Motley is most famous for taking on the tobacco industry in the 1990s over the health costs of smoking, which it had known about but kept secret for years, and forcing cigarette companies to pay out a massive $246 billion settlement - the biggest such payout in history. It was a victory that brought his law firm at least $1 billion in fees, according to news reports.
But Motley also took on a wide range of other powerful interests, from asbestos manufacturers - he forced them to pay out millions in damages to injured workers - to the wealthy Saudi nationals whom he accused of bankrolling the Sept. 11 terrorist attacks.
Here are some intriguing facts about Motley:
- Born and schooled in South Carolina, the son of a gas station owner and a schoolteacher, he was a huge New York Yankees fan.

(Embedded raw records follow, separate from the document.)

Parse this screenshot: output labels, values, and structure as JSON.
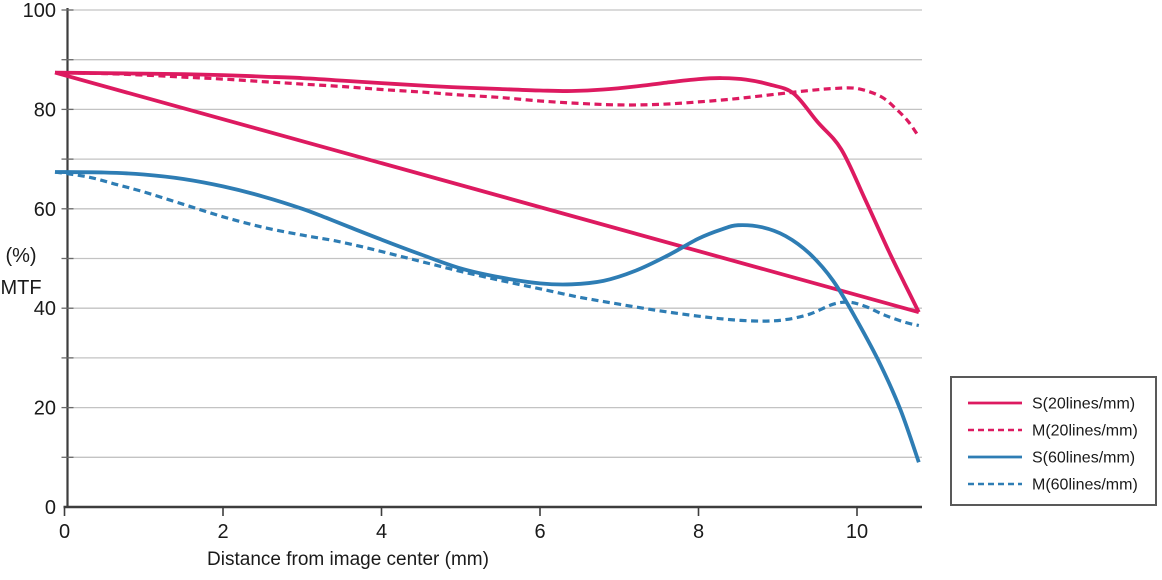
{
  "chart_data": {
    "type": "line",
    "title": "",
    "xlabel": "Distance from image center (mm)",
    "ylabel_lines": [
      "(%)",
      "MTF"
    ],
    "xlim": [
      0,
      10.8
    ],
    "ylim": [
      0,
      100
    ],
    "x_ticks": [
      0,
      2,
      4,
      6,
      8,
      10
    ],
    "y_ticks": [
      0,
      20,
      40,
      60,
      80,
      100
    ],
    "grid_step": 10,
    "grid": true,
    "legend_position": "right-bottom",
    "legend": [
      "S(20lines/mm)",
      "M(20lines/mm)",
      "S(60lines/mm)",
      "M(60lines/mm)"
    ],
    "colors": {
      "pink": "#dd1a60",
      "blue": "#2e7db4",
      "gridline": "#c3c3c3",
      "axis": "#3d3d3d",
      "legend_border": "#595959"
    },
    "series": [
      {
        "name": "S(20lines/mm)",
        "color": "#dd1a60",
        "dash": "solid",
        "in_legend": true,
        "points": [
          [
            -0.12,
            87.4
          ],
          [
            0.5,
            87.3
          ],
          [
            1,
            87.2
          ],
          [
            1.5,
            87.1
          ],
          [
            2,
            86.9
          ],
          [
            2.5,
            86.6
          ],
          [
            3,
            86.3
          ],
          [
            3.5,
            85.8
          ],
          [
            4,
            85.3
          ],
          [
            4.5,
            84.8
          ],
          [
            5,
            84.4
          ],
          [
            5.5,
            84.1
          ],
          [
            6,
            83.8
          ],
          [
            6.4,
            83.7
          ],
          [
            6.8,
            84.0
          ],
          [
            7.2,
            84.6
          ],
          [
            7.6,
            85.4
          ],
          [
            8,
            86.1
          ],
          [
            8.3,
            86.3
          ],
          [
            8.6,
            86.0
          ],
          [
            8.9,
            85.0
          ],
          [
            9.2,
            83.2
          ],
          [
            9.5,
            77.5
          ],
          [
            9.8,
            72.0
          ],
          [
            10.1,
            62.0
          ],
          [
            10.4,
            51.5
          ],
          [
            10.6,
            45.0
          ],
          [
            10.78,
            39.2
          ]
        ]
      },
      {
        "name": "M(20lines/mm)",
        "color": "#dd1a60",
        "dash": "dashed",
        "in_legend": true,
        "points": [
          [
            -0.12,
            87.4
          ],
          [
            0.5,
            87.2
          ],
          [
            1,
            86.9
          ],
          [
            1.5,
            86.5
          ],
          [
            2,
            86.1
          ],
          [
            2.5,
            85.6
          ],
          [
            3,
            85.1
          ],
          [
            3.5,
            84.6
          ],
          [
            4,
            84.0
          ],
          [
            4.5,
            83.5
          ],
          [
            5,
            82.9
          ],
          [
            5.5,
            82.4
          ],
          [
            6,
            81.7
          ],
          [
            6.5,
            81.2
          ],
          [
            7,
            80.9
          ],
          [
            7.5,
            81.0
          ],
          [
            8,
            81.5
          ],
          [
            8.5,
            82.2
          ],
          [
            9,
            83.1
          ],
          [
            9.4,
            83.8
          ],
          [
            9.7,
            84.2
          ],
          [
            10,
            84.2
          ],
          [
            10.3,
            82.6
          ],
          [
            10.5,
            80.0
          ],
          [
            10.65,
            77.5
          ],
          [
            10.78,
            74.5
          ]
        ]
      },
      {
        "name": "S(20lines/mm) straight reference line (unlabeled)",
        "color": "#dd1a60",
        "dash": "solid",
        "in_legend": false,
        "points": [
          [
            -0.12,
            87.4
          ],
          [
            10.78,
            39.2
          ]
        ]
      },
      {
        "name": "S(60lines/mm)",
        "color": "#2e7db4",
        "dash": "solid",
        "in_legend": true,
        "points": [
          [
            -0.12,
            67.4
          ],
          [
            0.5,
            67.3
          ],
          [
            1,
            66.9
          ],
          [
            1.5,
            66.0
          ],
          [
            2,
            64.5
          ],
          [
            2.5,
            62.5
          ],
          [
            3,
            60.0
          ],
          [
            3.3,
            58.2
          ],
          [
            3.6,
            56.3
          ],
          [
            4,
            53.8
          ],
          [
            4.5,
            50.8
          ],
          [
            5,
            48.0
          ],
          [
            5.5,
            46.2
          ],
          [
            6,
            45.0
          ],
          [
            6.4,
            44.8
          ],
          [
            6.8,
            45.5
          ],
          [
            7.2,
            47.5
          ],
          [
            7.6,
            50.5
          ],
          [
            8,
            54.0
          ],
          [
            8.3,
            55.9
          ],
          [
            8.5,
            56.7
          ],
          [
            8.8,
            56.3
          ],
          [
            9.1,
            54.5
          ],
          [
            9.4,
            51.0
          ],
          [
            9.7,
            45.5
          ],
          [
            10,
            37.5
          ],
          [
            10.3,
            28.5
          ],
          [
            10.55,
            19.5
          ],
          [
            10.78,
            9.0
          ]
        ]
      },
      {
        "name": "M(60lines/mm)",
        "color": "#2e7db4",
        "dash": "dashed",
        "in_legend": true,
        "points": [
          [
            -0.12,
            67.4
          ],
          [
            0.3,
            66.4
          ],
          [
            0.7,
            64.7
          ],
          [
            1,
            63.4
          ],
          [
            1.5,
            60.9
          ],
          [
            2,
            58.4
          ],
          [
            2.5,
            56.3
          ],
          [
            3,
            54.7
          ],
          [
            3.4,
            53.6
          ],
          [
            3.8,
            52.2
          ],
          [
            4.2,
            50.6
          ],
          [
            4.6,
            49.0
          ],
          [
            5,
            47.4
          ],
          [
            5.5,
            45.6
          ],
          [
            6,
            43.9
          ],
          [
            6.5,
            42.2
          ],
          [
            7,
            40.8
          ],
          [
            7.5,
            39.5
          ],
          [
            8,
            38.4
          ],
          [
            8.4,
            37.7
          ],
          [
            8.8,
            37.4
          ],
          [
            9.1,
            37.7
          ],
          [
            9.4,
            38.8
          ],
          [
            9.7,
            40.8
          ],
          [
            9.9,
            41.2
          ],
          [
            10.1,
            40.4
          ],
          [
            10.35,
            38.6
          ],
          [
            10.6,
            37.2
          ],
          [
            10.78,
            36.5
          ]
        ]
      }
    ]
  }
}
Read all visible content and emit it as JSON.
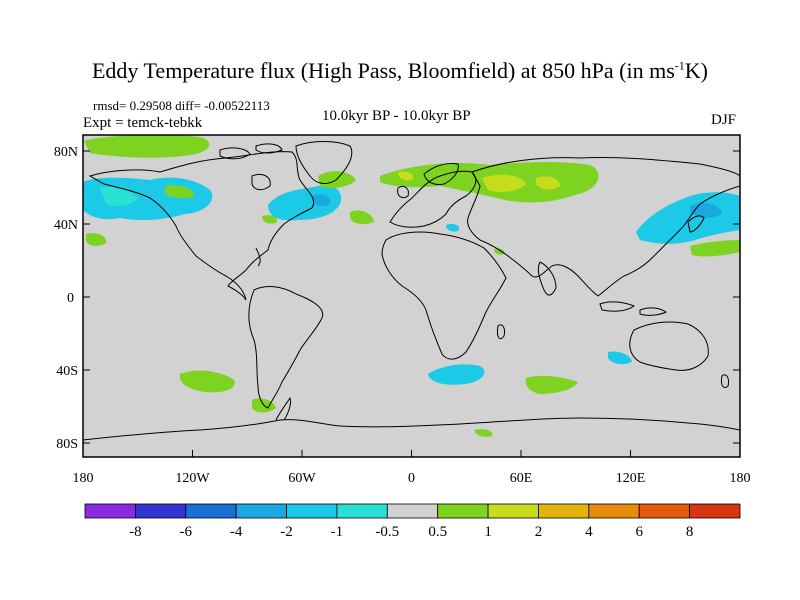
{
  "title": {
    "main": "Eddy Temperature flux (High Pass, Bloomfield) at 850 hPa (in ms",
    "sup": "-1",
    "end": "K)"
  },
  "stats": "rmsd= 0.29508 diff= -0.00522113",
  "expt": "Expt = temck-tebkk",
  "center_label": "10.0kyr BP - 10.0kyr BP",
  "season": "DJF",
  "lat_labels": [
    "80N",
    "40N",
    "0",
    "40S",
    "80S"
  ],
  "lon_labels": [
    "180",
    "120W",
    "60W",
    "0",
    "60E",
    "120E",
    "180"
  ],
  "colorbar": {
    "labels": [
      "-8",
      "-6",
      "-4",
      "-2",
      "-1",
      "-0.5",
      "0.5",
      "1",
      "2",
      "4",
      "6",
      "8"
    ],
    "colors": [
      "#8a2be2",
      "#3434d6",
      "#1d6fd8",
      "#1aa8e0",
      "#1cc9e6",
      "#28e0d4",
      "#d2d2d2",
      "#7ed320",
      "#c8dc1e",
      "#e3b40f",
      "#e88a0c",
      "#e35a0a",
      "#d93512"
    ]
  },
  "colors": {
    "background": "#d2d2d2",
    "coast": "#000000"
  }
}
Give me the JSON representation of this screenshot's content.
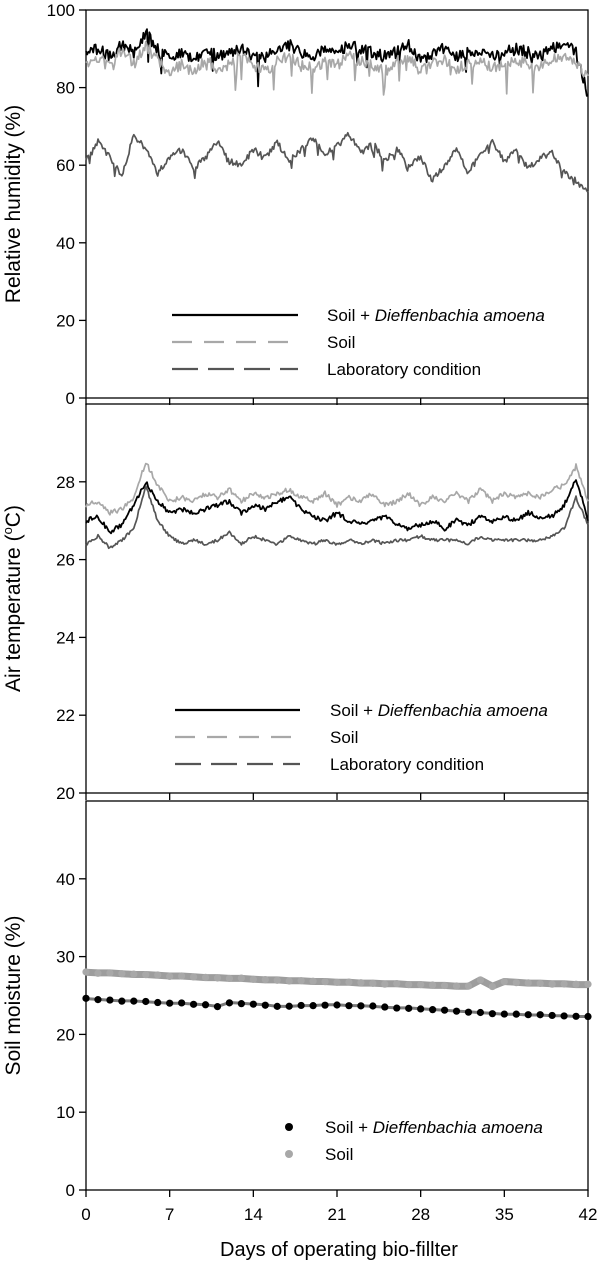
{
  "figure": {
    "xlabel": "Days of operating bio-fillter",
    "x_ticks": [
      "0",
      "7",
      "14",
      "21",
      "28",
      "35",
      "42"
    ]
  },
  "colors": {
    "black": "#000000",
    "light_gray": "#a8a8a8",
    "dark_gray": "#555555"
  },
  "chart_data": [
    {
      "type": "line",
      "title": "",
      "ylabel": "Relative humidity (%)",
      "xlim": [
        0,
        42
      ],
      "ylim": [
        0,
        100
      ],
      "y_ticks": [
        "0",
        "20",
        "40",
        "60",
        "80",
        "100"
      ],
      "x": [
        0,
        1,
        2,
        3,
        4,
        5,
        6,
        7,
        8,
        9,
        10,
        11,
        12,
        13,
        14,
        15,
        16,
        17,
        18,
        19,
        20,
        21,
        22,
        23,
        24,
        25,
        26,
        27,
        28,
        29,
        30,
        31,
        32,
        33,
        34,
        35,
        36,
        37,
        38,
        39,
        40,
        41,
        42
      ],
      "series": [
        {
          "name": "Soil + Dieffenbachia amoena",
          "legend_prefix": "Soil + ",
          "legend_italic": "Dieffenbachia amoena",
          "style": "solid",
          "color": "#000000",
          "values": [
            89,
            90,
            88,
            91,
            89,
            94,
            90,
            88,
            89,
            87,
            90,
            88,
            89,
            90,
            89,
            88,
            90,
            91,
            89,
            88,
            90,
            89,
            91,
            90,
            89,
            88,
            90,
            91,
            87,
            89,
            90,
            88,
            89,
            90,
            88,
            89,
            90,
            89,
            88,
            90,
            92,
            89,
            78
          ]
        },
        {
          "name": "Soil",
          "legend_prefix": "Soil",
          "legend_italic": "",
          "style": "dash",
          "color": "#a8a8a8",
          "values": [
            86,
            88,
            85,
            90,
            86,
            91,
            87,
            84,
            86,
            84,
            87,
            85,
            86,
            88,
            86,
            84,
            87,
            88,
            86,
            85,
            87,
            86,
            88,
            87,
            86,
            84,
            87,
            88,
            84,
            86,
            87,
            85,
            86,
            87,
            85,
            86,
            87,
            86,
            85,
            87,
            88,
            86,
            83
          ]
        },
        {
          "name": "Laboratory condition",
          "legend_prefix": "Laboratory condition",
          "legend_italic": "",
          "style": "longdash",
          "color": "#555555",
          "values": [
            61,
            66,
            62,
            57,
            68,
            64,
            58,
            62,
            64,
            59,
            62,
            66,
            61,
            60,
            64,
            62,
            66,
            61,
            64,
            67,
            63,
            65,
            68,
            63,
            66,
            61,
            64,
            60,
            62,
            56,
            60,
            64,
            58,
            63,
            66,
            61,
            64,
            59,
            62,
            63,
            58,
            56,
            53
          ]
        }
      ]
    },
    {
      "type": "line",
      "title": "",
      "ylabel": "Air temperature (",
      "ylabel_sup": "o",
      "ylabel_suffix": "C)",
      "xlim": [
        0,
        42
      ],
      "ylim": [
        20,
        30
      ],
      "y_ticks": [
        "20",
        "22",
        "24",
        "26",
        "28"
      ],
      "x": [
        0,
        1,
        2,
        3,
        4,
        5,
        6,
        7,
        8,
        9,
        10,
        11,
        12,
        13,
        14,
        15,
        16,
        17,
        18,
        19,
        20,
        21,
        22,
        23,
        24,
        25,
        26,
        27,
        28,
        29,
        30,
        31,
        32,
        33,
        34,
        35,
        36,
        37,
        38,
        39,
        40,
        41,
        42
      ],
      "series": [
        {
          "name": "Soil + Dieffenbachia amoena",
          "legend_prefix": "Soil + ",
          "legend_italic": "Dieffenbachia amoena",
          "style": "solid",
          "color": "#000000",
          "values": [
            27.0,
            27.1,
            26.7,
            26.9,
            27.4,
            28.0,
            27.5,
            27.2,
            27.3,
            27.2,
            27.3,
            27.4,
            27.5,
            27.2,
            27.4,
            27.3,
            27.5,
            27.6,
            27.3,
            27.1,
            27.0,
            27.2,
            27.0,
            26.9,
            27.0,
            27.1,
            26.9,
            26.8,
            26.9,
            27.0,
            26.8,
            27.0,
            26.9,
            27.1,
            27.0,
            27.1,
            27.0,
            27.2,
            27.1,
            27.1,
            27.4,
            28.1,
            27.0
          ]
        },
        {
          "name": "Soil",
          "legend_prefix": "Soil",
          "legend_italic": "",
          "style": "dash",
          "color": "#a8a8a8",
          "values": [
            27.4,
            27.5,
            27.2,
            27.3,
            27.6,
            28.5,
            27.9,
            27.5,
            27.6,
            27.5,
            27.7,
            27.6,
            27.8,
            27.5,
            27.7,
            27.6,
            27.7,
            27.8,
            27.6,
            27.5,
            27.7,
            27.4,
            27.6,
            27.5,
            27.7,
            27.4,
            27.5,
            27.7,
            27.4,
            27.6,
            27.5,
            27.7,
            27.5,
            27.8,
            27.5,
            27.7,
            27.6,
            27.7,
            27.6,
            27.8,
            27.9,
            28.4,
            27.5
          ]
        },
        {
          "name": "Laboratory condition",
          "legend_prefix": "Laboratory condition",
          "legend_italic": "",
          "style": "longdash",
          "color": "#555555",
          "values": [
            26.4,
            26.6,
            26.3,
            26.5,
            26.8,
            27.9,
            27.0,
            26.6,
            26.4,
            26.5,
            26.4,
            26.5,
            26.7,
            26.4,
            26.6,
            26.5,
            26.4,
            26.6,
            26.5,
            26.4,
            26.5,
            26.4,
            26.5,
            26.4,
            26.5,
            26.4,
            26.5,
            26.5,
            26.6,
            26.5,
            26.5,
            26.5,
            26.4,
            26.6,
            26.5,
            26.5,
            26.5,
            26.5,
            26.5,
            26.6,
            26.8,
            27.6,
            26.9
          ]
        }
      ]
    },
    {
      "type": "scatter",
      "title": "",
      "ylabel": "Soil moisture (%)",
      "xlim": [
        0,
        42
      ],
      "ylim": [
        0,
        50
      ],
      "y_ticks": [
        "0",
        "10",
        "20",
        "30",
        "40"
      ],
      "x": [
        0,
        1,
        2,
        3,
        4,
        5,
        6,
        7,
        8,
        9,
        10,
        11,
        12,
        13,
        14,
        15,
        16,
        17,
        18,
        19,
        20,
        21,
        22,
        23,
        24,
        25,
        26,
        27,
        28,
        29,
        30,
        31,
        32,
        33,
        34,
        35,
        36,
        37,
        38,
        39,
        40,
        41,
        42
      ],
      "series": [
        {
          "name": "Soil + Dieffenbachia amoena",
          "legend_prefix": "Soil + ",
          "legend_italic": "Dieffenbachia amoena",
          "style": "dots",
          "color": "#000000",
          "values": [
            24.6,
            24.5,
            24.4,
            24.3,
            24.3,
            24.2,
            24.1,
            24.0,
            24.0,
            23.9,
            23.8,
            23.6,
            24.1,
            24.0,
            23.9,
            23.8,
            23.6,
            23.6,
            23.7,
            23.7,
            23.8,
            23.8,
            23.7,
            23.7,
            23.6,
            23.5,
            23.4,
            23.4,
            23.3,
            23.2,
            23.1,
            23.0,
            22.9,
            22.8,
            22.7,
            22.6,
            22.6,
            22.5,
            22.5,
            22.4,
            22.4,
            22.3,
            22.3
          ]
        },
        {
          "name": "Soil",
          "legend_prefix": "Soil",
          "legend_italic": "",
          "style": "dots",
          "color": "#a8a8a8",
          "values": [
            28.0,
            27.9,
            27.9,
            27.8,
            27.7,
            27.7,
            27.6,
            27.5,
            27.5,
            27.4,
            27.3,
            27.3,
            27.2,
            27.2,
            27.1,
            27.0,
            27.0,
            26.9,
            26.9,
            26.8,
            26.8,
            26.7,
            26.7,
            26.6,
            26.6,
            26.5,
            26.5,
            26.4,
            26.4,
            26.3,
            26.3,
            26.2,
            26.2,
            27.0,
            26.2,
            26.8,
            26.7,
            26.6,
            26.6,
            26.5,
            26.5,
            26.4,
            26.4
          ]
        }
      ]
    }
  ]
}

- He wasn't below using theatrics to make a point in the courtroom. He once used a squirt gun to spray a legal opponent's exhibit, and another time donned a white lab coat while cross-examining an asbestos company's medical expert.
- He was motivated to take on tobacco companies in part because his mother, an ex-smoker, died of lung cancer.
- He claimed that he didn't know how to turn on a computer. "As they say in the Bible, I'm antediluvian," he told the New York Times in 1999.
- He owned a pair of golden retrievers, Chrysotile and Amosite, whom he named after types of asbestos.
- He hired Earth, Wind and Fire to perform at one of his five weddings.